I know people have said time and again there is no such thing as a stupid question. But is it possible to have been through an orientation and struggle because the questions you're asking aren't getting you the answers you need/want? What kinds of questions should a new hire and new grad be askin during orientation.
Dec 3, '12
Any that represent stuff they need to know but do not, as the need arises. I am almost a year off orientation and ask questions all the time.
Dec 3, '12
What do you mean....such as pertinent labs and diagnoses? Can you give me some specifics?
Dec 4, '12
I think you don't need to try to anticipate which questions are appropriate or proper to ask. As the previous poster said: ask the questions as they arise. If you come across anything that you do not understand, either research it or ask it in order to give adequate care to your patients.
For instance, you get a new admit to your Med/Surg floor. You have the patient history that gives a diagnosis with which you're unfamiliar. Either look it up (preferable if you have the time) or ask a more experienced nurse. By asking a co-worker, you will (hopefully) receive not only the low-down on the disease but also how to give care, what care to give, what to anticipate by way of orders from the MD and what the patient's course of recovery likely is.

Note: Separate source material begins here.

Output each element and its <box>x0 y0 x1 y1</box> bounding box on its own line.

Bottom line: if you don't know something about your patient, the diagnosis, the meds or the care required, ask questions or do your research. Do not sacrifice patient care because you were embarrassed to ask a question.
Dec 4, '12
Exactly. There is no secret list here of appropriate questions. Anything you do not know is appropriate and you don't know what you don't know until you run into the wall of not knowing it. It is part of critical thinking to acknowledge what you do not know and part of the learning process to discover what you should know but don't. You can't anticipate what you don't know ahead of time because you can't anticipate what any given patient will have going on, on any given shift. You have to experience the patient and the situation and use them to learn. It is vulnerable and hard and scary. It is great you want to be prepared but this is why it is said that you don't really start learning how to be a nurse until you hit the floor working as one.
My first patient ever with my preceptor on my first shift ever was desat-ing when we went into the room for bedside handoff. I had no idea what to do including where to even hook up O2. I had to ask about that as well as how to call for a rapid response.
The next day one of my patients had a BP of 209/110 when I arrived. I went into a shaky hyper freakout because I had no idea what to do. I had to ask about that.
Another patient had a BUN of 71 and the lab called with that critical value. I didn't know what to do with that information and had to ask.
It just comes with time. You can't do it ahead of time. The only way to the other side is through.
Good luck. You will survive it and you will do great.